In order to help the trainees bond with the campers and practice verbal and non-verbal communication as much as possible, we created a scavenger hunt for the first day at camp. Each team consisted of 8-9 Mongolian campers and 2 Americans (each American with a digital camera). To really make the communication happen, we made the scavenger list in Mongolian. The campers needed to find ways to let their Americans know they needed to:
- Get a picture with the entire team touching one of the yellow rocks (half way up a mountain)
- Lift one of the campers in the air
- Know the names of all their Mongolian teammates
- Sing one verse of a mongolian song
- Create a team pyramid
- Take a picture of 4 campers and an american doing a cartwheel simultaneously
(all in Mongolian)
ME: "What are S'mores?"
MONGOLIAN KID CAMPERS: "*name brand cracker* then chocolate then hot white candy then *name brand cracker."
"like hot bon-bon"
"with fire chocopie" "sweet cracker (miming on top) chocolate (miming on top) white on fire candy (miming on top) more sweet cracker then yum yum tasty"

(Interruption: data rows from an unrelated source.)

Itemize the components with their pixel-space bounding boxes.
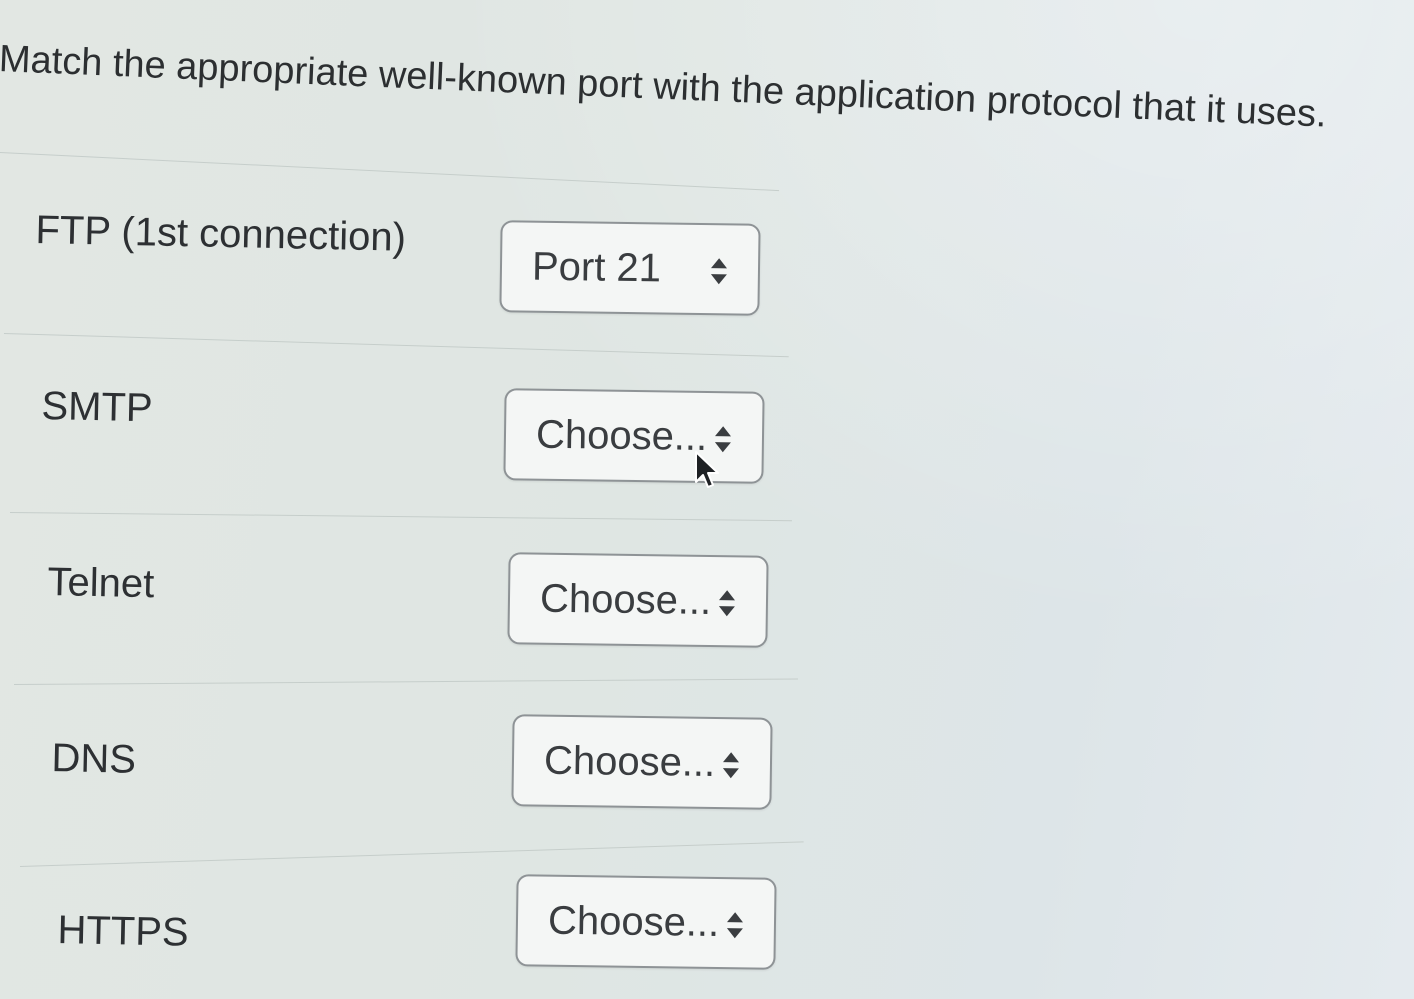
select-value-smtp: Choose... bbox=[535, 412, 708, 460]
port-select-https[interactable]: Choose... bbox=[515, 874, 777, 970]
up-down-arrows-icon bbox=[726, 912, 744, 939]
divider-3 bbox=[13, 678, 798, 685]
prompt-label-https: HTTPS bbox=[57, 907, 190, 955]
up-down-arrows-icon bbox=[722, 752, 740, 779]
divider-top bbox=[0, 152, 780, 192]
divider-4 bbox=[19, 841, 804, 867]
divider-1 bbox=[3, 333, 789, 358]
select-value-https: Choose... bbox=[547, 898, 720, 946]
prompt-label-smtp: SMTP bbox=[41, 383, 154, 431]
port-select-ftp[interactable]: Port 21 bbox=[499, 220, 761, 316]
mouse-cursor-icon bbox=[695, 451, 719, 488]
select-value-ftp: Port 21 bbox=[531, 244, 662, 291]
port-select-dns[interactable]: Choose... bbox=[511, 714, 773, 810]
prompt-label-ftp: FTP (1st connection) bbox=[35, 207, 407, 260]
screen-glare bbox=[0, 0, 1414, 999]
up-down-arrows-icon bbox=[718, 590, 736, 617]
select-value-telnet: Choose... bbox=[539, 576, 712, 624]
prompt-label-dns: DNS bbox=[51, 735, 137, 782]
up-down-arrows-icon bbox=[710, 258, 728, 285]
prompt-label-telnet: Telnet bbox=[47, 559, 155, 607]
divider-2 bbox=[9, 512, 792, 522]
port-select-telnet[interactable]: Choose... bbox=[507, 552, 769, 648]
port-select-smtp[interactable]: Choose... bbox=[503, 388, 765, 484]
select-value-dns: Choose... bbox=[543, 738, 716, 786]
question-text: Match the appropriate well-known port wi… bbox=[0, 37, 1328, 136]
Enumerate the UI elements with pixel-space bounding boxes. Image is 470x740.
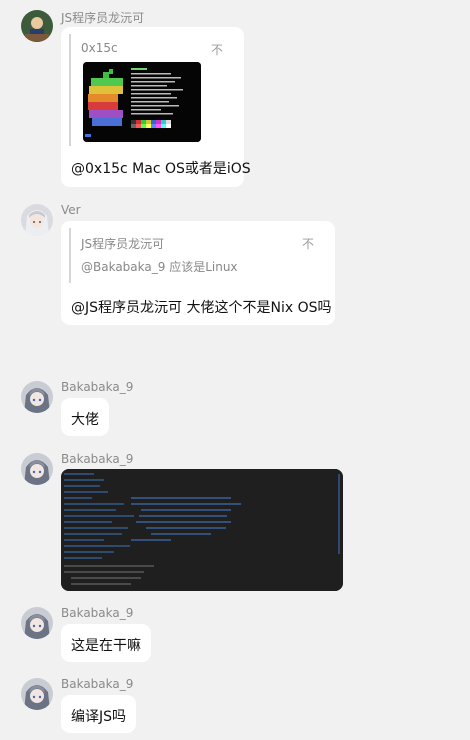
message-text: @JS程序员龙沅可 大佬这个不是Nix OS吗	[71, 300, 332, 316]
message-text: 编译JS吗	[71, 709, 127, 725]
quote-block[interactable]: 0x15c	[69, 34, 118, 146]
quote-author: 0x15c	[81, 41, 118, 55]
sender-name[interactable]: Bakabaka_9	[61, 677, 133, 691]
avatar-bakabaka[interactable]	[21, 453, 53, 485]
sender-name[interactable]: Bakabaka_9	[61, 452, 133, 466]
message-bubble[interactable]: 编译JS吗	[61, 695, 136, 733]
sender-name[interactable]: Bakabaka_9	[61, 606, 133, 620]
message-bubble[interactable]: 0x15c 不 @0x15c Mac OS或者是iOS	[61, 27, 251, 187]
message-text: @0x15c Mac OS或者是iOS	[71, 161, 251, 177]
message-bubble[interactable]: 大佬	[61, 398, 109, 436]
sender-name[interactable]: Bakabaka_9	[61, 380, 133, 394]
mac-terminal-image[interactable]	[83, 62, 201, 142]
quote-text: @Bakabaka_9 应该是Linux	[81, 260, 238, 274]
quote-author: JS程序员龙沅可	[81, 237, 165, 251]
sender-name[interactable]: Ver	[61, 203, 81, 217]
avatar-js-dev[interactable]	[21, 10, 53, 42]
avatar-bakabaka[interactable]	[21, 607, 53, 639]
avatar-ver[interactable]	[21, 204, 53, 236]
avatar-bakabaka[interactable]	[21, 678, 53, 710]
quote-collapse-icon[interactable]: 不	[302, 235, 314, 252]
quote-collapse-icon[interactable]: 不	[211, 41, 223, 58]
message-bubble[interactable]: 这是在干嘛	[61, 624, 151, 662]
message-text: 大佬	[71, 412, 99, 428]
message-text: 这是在干嘛	[71, 638, 141, 654]
avatar-bakabaka[interactable]	[21, 381, 53, 413]
quote-block[interactable]: JS程序员龙沅可 @Bakabaka_9 应该是Linux	[69, 228, 238, 283]
terminal-screenshot-image[interactable]	[61, 469, 343, 591]
message-bubble[interactable]: JS程序员龙沅可 @Bakabaka_9 应该是Linux 不 @JS程序员龙沅…	[61, 221, 335, 325]
sender-name[interactable]: JS程序员龙沅可	[61, 9, 144, 26]
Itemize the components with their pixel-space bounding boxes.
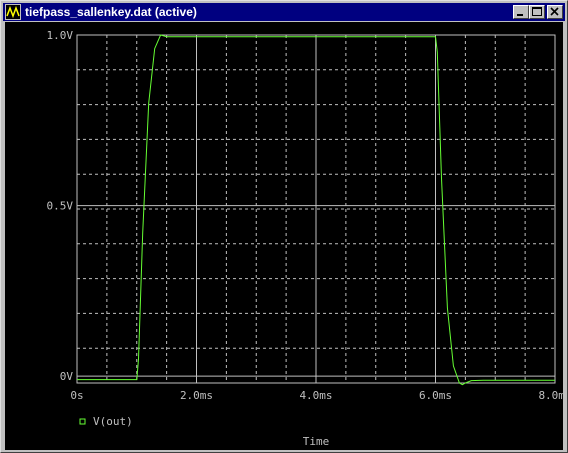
waveform-plot[interactable]: 0s 2.0ms 4.0ms 6.0ms 8.0ms 0V 0.5V 1.0V V(out) Ti… xyxy=(5,22,564,450)
close-button[interactable] xyxy=(547,5,563,19)
y-tick-label: 0.5V xyxy=(47,200,74,213)
x-axis-title: Time xyxy=(303,435,330,448)
plot-area[interactable]: 0s 2.0ms 4.0ms 6.0ms 8.0ms 0V 0.5V 1.0V V(out) Ti… xyxy=(5,22,563,450)
maximize-button[interactable] xyxy=(529,5,545,19)
waveform-window: tiefpass_sallenkey.dat (active) 0s 2.0ms 4… xyxy=(0,0,568,453)
legend-label[interactable]: V(out) xyxy=(93,415,133,428)
x-tick-label: 0s xyxy=(70,389,83,402)
legend-marker xyxy=(79,418,86,425)
y-tick-label: 1.0V xyxy=(47,29,74,42)
x-tick-label: 4.0ms xyxy=(299,389,332,402)
title-bar[interactable]: tiefpass_sallenkey.dat (active) xyxy=(3,3,565,21)
x-tick-label: 8.0ms xyxy=(538,389,563,402)
close-icon xyxy=(550,7,559,16)
x-tick-label: 6.0ms xyxy=(419,389,452,402)
maximize-icon xyxy=(532,7,542,16)
window-title: tiefpass_sallenkey.dat (active) xyxy=(25,5,197,19)
minimize-icon xyxy=(517,14,523,16)
minimize-button[interactable] xyxy=(513,5,529,19)
app-waveform-icon[interactable] xyxy=(5,4,21,20)
x-tick-label: 2.0ms xyxy=(180,389,213,402)
y-tick-label: 0V xyxy=(60,370,74,383)
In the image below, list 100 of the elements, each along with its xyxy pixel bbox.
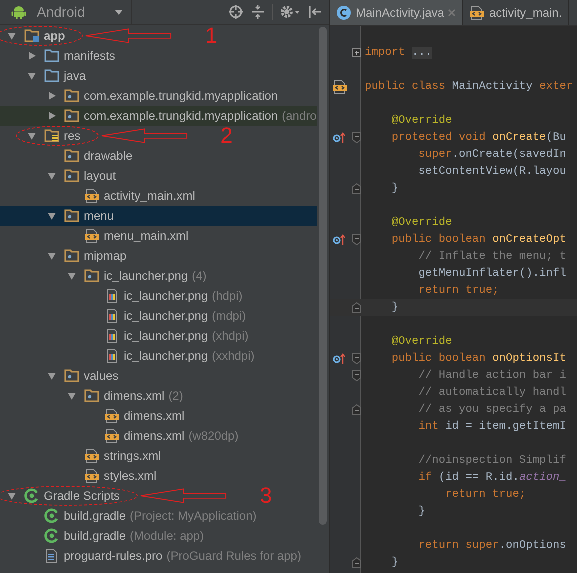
override-icon[interactable] [333, 234, 347, 246]
xml-file-icon [469, 4, 486, 20]
code-line: setContentView(R.layou [418, 166, 566, 178]
code-line: getMenuInflater().infl [418, 268, 566, 280]
tree-item[interactable]: mipmap [0, 246, 317, 266]
code-line: // Inflate the menu; t [418, 250, 566, 262]
tree-item[interactable]: Gradle Scripts 3 [0, 486, 317, 506]
fold-icon[interactable] [352, 370, 362, 382]
code-line: // Handle action bar i [418, 370, 566, 382]
code-line: //noinspection Simplif [418, 454, 566, 466]
tree-item[interactable]: menu [0, 206, 317, 226]
code-line: // automatically handl [418, 386, 566, 398]
tree-item[interactable]: dimens.xml [0, 406, 317, 426]
code-line: if (id == R.id.action_ [418, 472, 566, 484]
code-line: } [390, 302, 399, 314]
tree-item[interactable]: com.example.trungkid.myapplication (andro [0, 106, 317, 126]
tree-item[interactable]: strings.xml [0, 446, 317, 466]
code-line: @Override [390, 336, 452, 348]
package-folder-icon [64, 168, 80, 184]
code-line: public boolean onOptionsIt [390, 352, 566, 364]
tree-item[interactable]: layout [0, 166, 317, 186]
code-line: } [418, 506, 426, 518]
target-icon[interactable] [228, 4, 244, 20]
tree-item[interactable]: menu_main.xml [0, 226, 317, 246]
code-line: // as you specify a pa [418, 404, 566, 416]
expand-fold-icon[interactable] [352, 46, 362, 58]
annotation-number: 3 [260, 484, 272, 508]
annotation-number: 1 [205, 25, 218, 48]
gradle-icon [44, 528, 60, 544]
collapse-all-icon[interactable] [250, 4, 266, 20]
fold-icon[interactable] [352, 234, 362, 246]
tree-item[interactable]: java [0, 66, 317, 86]
view-dropdown[interactable]: Android [33, 0, 132, 24]
package-folder-icon [64, 208, 80, 224]
tree-item[interactable]: proguard-rules.pro (ProGuard Rules for app) [0, 546, 317, 566]
tree-item[interactable]: manifests [0, 46, 317, 66]
tree-item[interactable]: ic_launcher.png (xhdpi) [0, 326, 317, 346]
gear-icon[interactable] [279, 4, 301, 20]
image-file-icon [104, 348, 120, 364]
package-folder-icon [64, 368, 80, 384]
override-icon[interactable] [333, 352, 347, 364]
tree-item[interactable]: res 2 [0, 126, 317, 146]
xml-file-icon [84, 448, 100, 464]
tree-item[interactable]: values [0, 366, 317, 386]
fold-icon[interactable] [352, 352, 362, 364]
tree-item[interactable]: dimens.xml (w820dp) [0, 426, 317, 446]
package-folder-icon [64, 88, 80, 104]
tree-item[interactable]: ic_launcher.png (hdpi) [0, 286, 317, 306]
xml-file-icon[interactable] [332, 78, 348, 94]
fold-end-icon[interactable] [352, 302, 362, 314]
xml-file-icon [84, 228, 100, 244]
caret-icon [115, 10, 124, 14]
editor-tab[interactable]: activity_main. [463, 0, 570, 25]
android-icon [11, 4, 27, 20]
text-file-icon [44, 548, 60, 564]
code-line: return super.onOptions [418, 540, 566, 552]
image-file-icon [104, 288, 120, 304]
code-line: } [390, 182, 399, 194]
code-line: import ... [365, 46, 432, 58]
tree-item[interactable]: build.gradle (Module: app) [0, 526, 317, 546]
code-line: public class MainActivity exter [365, 80, 574, 92]
code-line: return true; [444, 488, 526, 500]
code-line: public boolean onCreateOpt [390, 234, 566, 246]
module-folder-icon [24, 28, 40, 44]
resource-folder-icon [44, 128, 60, 144]
package-folder-icon [64, 148, 80, 164]
code-line: } [390, 556, 399, 568]
gradle-icon [44, 508, 60, 524]
fold-icon[interactable] [352, 132, 362, 144]
tree-item[interactable]: app 1 [0, 26, 317, 46]
tree-item[interactable]: drawable [0, 146, 317, 166]
code-line: super.onCreate(savedIn [418, 148, 566, 160]
tree-item[interactable]: ic_launcher.png (mdpi) [0, 306, 317, 326]
code-line: @Override [390, 216, 452, 228]
package-folder-icon [64, 108, 80, 124]
image-file-icon [104, 308, 120, 324]
xml-file-icon [104, 408, 120, 424]
tree-item[interactable]: activity_main.xml [0, 186, 317, 206]
package-folder-icon [64, 248, 80, 264]
tree-item[interactable]: com.example.trungkid.myapplication [0, 86, 317, 106]
package-folder-icon [84, 268, 100, 284]
code-line: protected void onCreate(Bu [390, 132, 566, 144]
class-icon [336, 4, 352, 20]
gradle-icon [24, 488, 40, 504]
tree-item[interactable]: dimens.xml (2) [0, 386, 317, 406]
image-file-icon [104, 328, 120, 344]
code-line: int id = item.getItemI [418, 420, 566, 432]
editor-tab[interactable]: MainActivity.java [330, 0, 464, 25]
tree-item[interactable]: ic_launcher.png (xxhdpi) [0, 346, 317, 366]
tree-item[interactable]: styles.xml [0, 466, 317, 486]
override-icon[interactable] [333, 132, 347, 144]
hide-panel-icon[interactable] [307, 4, 323, 20]
code-line: @Override [390, 114, 452, 126]
tree-item[interactable]: ic_launcher.png (4) [0, 266, 317, 286]
annotation-number: 2 [220, 124, 233, 148]
tree-item[interactable]: build.gradle (Project: MyApplication) [0, 506, 317, 526]
xml-file-icon [104, 428, 120, 444]
scrollbar-thumb[interactable] [319, 27, 327, 525]
xml-file-icon [84, 468, 100, 484]
folder-icon [44, 68, 60, 84]
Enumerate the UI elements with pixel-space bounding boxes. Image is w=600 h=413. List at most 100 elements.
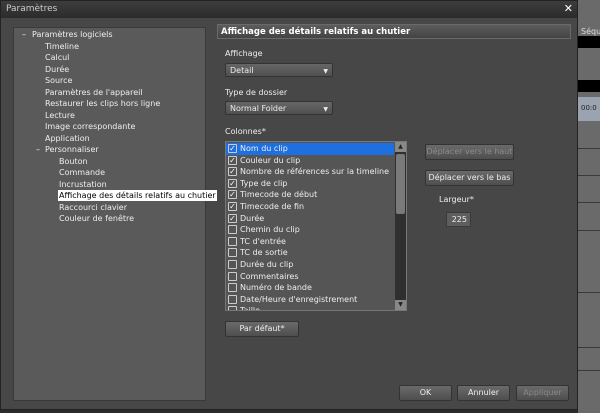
column-item[interactable]: Numéro de bande bbox=[226, 282, 394, 294]
checkbox-unchecked[interactable] bbox=[228, 306, 237, 310]
dialog-title: Paramètres bbox=[6, 4, 58, 14]
width-label: Largeur* bbox=[439, 195, 474, 204]
tree-item[interactable]: Calcul bbox=[45, 52, 69, 63]
folder-type-label: Type de dossier bbox=[225, 88, 288, 97]
ok-button[interactable]: OK bbox=[399, 385, 452, 401]
checkbox-checked[interactable]: ✓ bbox=[228, 155, 237, 165]
track-line bbox=[578, 370, 600, 371]
move-down-button[interactable]: Déplacer vers le bas bbox=[425, 170, 514, 186]
column-item[interactable]: TC d'entrée bbox=[226, 236, 394, 248]
checkbox-unchecked[interactable] bbox=[228, 271, 237, 281]
width-input[interactable]: 225 bbox=[446, 212, 471, 227]
apply-button[interactable]: Appliquer bbox=[516, 385, 569, 401]
move-up-button[interactable]: Déplacer vers le haut bbox=[425, 144, 514, 160]
columns-list[interactable]: ✓ Nom du clip ✓ Couleur du clip ✓ Nombre de r… bbox=[225, 141, 407, 311]
column-item[interactable]: Commentaires bbox=[226, 271, 394, 283]
column-item[interactable]: Durée du clip bbox=[226, 259, 394, 271]
column-label: Taille bbox=[240, 306, 261, 311]
list-scrollbar[interactable]: ▲ ▼ bbox=[395, 142, 406, 310]
column-item[interactable]: ✓ Durée bbox=[226, 213, 394, 225]
column-label: TC d'entrée bbox=[240, 236, 286, 246]
tree-sub-item[interactable]: Incrustation bbox=[59, 179, 107, 190]
settings-tree: – Paramètres logiciels Timeline Calcul D… bbox=[13, 27, 217, 401]
cancel-button[interactable]: Annuler bbox=[457, 385, 510, 401]
tree-item[interactable]: Paramètres de l'appareil bbox=[45, 87, 143, 98]
chevron-down-icon: ▼ bbox=[323, 68, 328, 75]
folder-type-dropdown[interactable]: Normal Folder ▼ bbox=[225, 101, 333, 115]
column-item[interactable]: ✓ Nom du clip bbox=[226, 143, 394, 155]
column-item[interactable]: ✓ Timecode de fin bbox=[226, 201, 394, 213]
column-label: Timecode de fin bbox=[240, 202, 305, 211]
column-label: Durée du clip bbox=[240, 260, 294, 269]
track-line bbox=[578, 202, 600, 203]
column-item[interactable]: ✓ Type de clip bbox=[226, 178, 394, 190]
track-line bbox=[578, 175, 600, 176]
column-label: Commentaires bbox=[240, 271, 299, 281]
timecode-display: 00:0 bbox=[578, 97, 600, 121]
display-label: Affichage bbox=[225, 49, 263, 58]
tree-sub-item[interactable]: Commande bbox=[59, 167, 105, 178]
checkbox-checked[interactable]: ✓ bbox=[228, 213, 237, 223]
column-item[interactable]: Taille bbox=[226, 305, 394, 311]
checkbox-checked[interactable]: ✓ bbox=[228, 167, 237, 177]
sequence-label: Séqu bbox=[581, 27, 600, 36]
checkbox-unchecked[interactable] bbox=[228, 283, 237, 293]
tree-item[interactable]: Application bbox=[45, 133, 90, 144]
checkbox-unchecked[interactable] bbox=[228, 248, 237, 258]
tree-root[interactable]: Paramètres logiciels bbox=[32, 29, 113, 40]
tree-collapse-icon[interactable]: – bbox=[36, 144, 40, 155]
tree-item[interactable]: Timeline bbox=[45, 41, 79, 52]
tree-item[interactable]: Lecture bbox=[45, 110, 75, 121]
display-dropdown[interactable]: Detail ▼ bbox=[225, 63, 333, 77]
checkbox-checked[interactable]: ✓ bbox=[228, 202, 237, 211]
tree-sub-item[interactable]: Couleur de fenêtre bbox=[59, 213, 134, 224]
background-bar bbox=[578, 36, 600, 48]
tree-item[interactable]: Restaurer les clips hors ligne bbox=[45, 98, 160, 109]
checkbox-checked[interactable]: ✓ bbox=[228, 190, 237, 200]
tree-item[interactable]: Image correspondante bbox=[45, 121, 135, 132]
column-label: Numéro de bande bbox=[240, 283, 312, 293]
tree-item[interactable]: Source bbox=[45, 75, 72, 86]
column-label: Durée bbox=[240, 213, 265, 223]
checkbox-checked[interactable]: ✓ bbox=[228, 178, 237, 188]
column-label: Date/Heure d'enregistrement bbox=[240, 294, 358, 304]
column-item[interactable]: ✓ Timecode de début bbox=[226, 189, 394, 201]
tree-group[interactable]: Personnaliser bbox=[45, 144, 99, 155]
title-bar: Paramètres ✕ bbox=[1, 1, 577, 18]
column-label: Chemin du clip bbox=[240, 225, 300, 235]
tree-sub-item[interactable]: Bouton bbox=[59, 156, 88, 167]
panel-header: Affichage des détails relatifs au chutie… bbox=[217, 24, 571, 39]
chevron-down-icon: ▼ bbox=[323, 106, 328, 113]
folder-type-value: Normal Folder bbox=[230, 104, 287, 113]
column-label: Nom du clip bbox=[240, 144, 288, 153]
background-bar bbox=[578, 80, 600, 92]
column-label: Type de clip bbox=[240, 178, 288, 188]
tree-collapse-icon[interactable]: – bbox=[22, 29, 26, 40]
checkbox-unchecked[interactable] bbox=[228, 260, 237, 269]
checkbox-unchecked[interactable] bbox=[228, 236, 237, 246]
scroll-thumb[interactable] bbox=[396, 154, 405, 214]
scroll-up-icon[interactable]: ▲ bbox=[395, 142, 406, 152]
tree-sub-item[interactable]: Raccourci clavier bbox=[59, 202, 127, 213]
column-item[interactable]: TC de sortie bbox=[226, 247, 394, 259]
columns-label: Colonnes* bbox=[225, 127, 266, 136]
close-icon[interactable]: ✕ bbox=[564, 2, 573, 15]
default-button[interactable]: Par défaut* bbox=[225, 321, 299, 337]
column-label: TC de sortie bbox=[240, 248, 288, 258]
background-app: Séqu 00:0 bbox=[578, 0, 600, 413]
checkbox-checked[interactable]: ✓ bbox=[228, 144, 237, 153]
column-item[interactable]: ✓ Nombre de références sur la timeline bbox=[226, 166, 394, 178]
track-line bbox=[578, 148, 600, 149]
scroll-down-icon[interactable]: ▼ bbox=[395, 300, 406, 310]
checkbox-unchecked[interactable] bbox=[228, 225, 237, 235]
column-item[interactable]: Date/Heure d'enregistrement bbox=[226, 294, 394, 306]
column-item[interactable]: Chemin du clip bbox=[226, 224, 394, 236]
settings-dialog: Paramètres ✕ – Paramètres logiciels Time… bbox=[0, 0, 578, 410]
column-label: Timecode de début bbox=[240, 190, 318, 200]
checkbox-unchecked[interactable] bbox=[228, 294, 237, 304]
track-line bbox=[578, 292, 600, 293]
tree-item[interactable]: Durée bbox=[45, 64, 69, 75]
column-label: Couleur du clip bbox=[240, 155, 301, 165]
tree-sub-item-selected[interactable]: Affichage des détails relatifs au chutie… bbox=[58, 190, 217, 201]
column-item[interactable]: ✓ Couleur du clip bbox=[226, 155, 394, 167]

After each team explained it, we let the campers know that we would be making S'mores the next day during the camp fire. They were all impressed and very pleased with our "jinkhin" (authentic) American camp food. During the camp fire we sang Mongolian and American songs, including both national anthems, as prompted by the campers.
One of the most difficult parts of being a Peace Corps volunteer is learning how to work with a counterpart, and the greatest role of a Peace Corps volunteer is to build the capacity of your counterparts. The process of working with your counterpart and your host country organization to find the needs of the community and work with your counterpart to help them effectively do the work that is necessary is time consuming, frustrating, and typically doesn't work how you want it to. But, what WE want is not the point. This is a hard concept to teach. I know the trainees have been very frustrated by it, and I have been frustrated by trying to teach it. Luckily, it was a highly successful few days in at the children's camp.
Allison presents on HIV/AIDS asking students to place cards with behaviors in the "high risk" "medium risk" "little risk" and "no risk" catagories.
Megan presented on the topic of Self-esteem asking the campers to write postiive things about each other on papers on their back.
Molly's presentation on friendship went remarkably well as she had to present to teenagers and was able to help facilitate a great conversation the campers brought up about romantic relationships.
One of the most important things to teach as a CYD volunteer is life skills, and counterpart work is essential. Uugana, the PST CYD technica coordinator for the summer, had to work major overtime to work with each of the 8 trainees to help them prepare their life skills sessions. Each trainee was instructed to use Uugana as they would their counterpart at site. Unfortunatley for Uugana, much of the work is supposed to be on the shoulders of the counterpart. Thankfully, she's a good sport, and did an excellent job with the trainees. The trainees & Uugana presented on topics such as:
- Self esteem
- Decision making
Though I'm completely pooped (as are the trainees), I feel as though they will be much better prepared to create sustainable work at site! Now to sleep!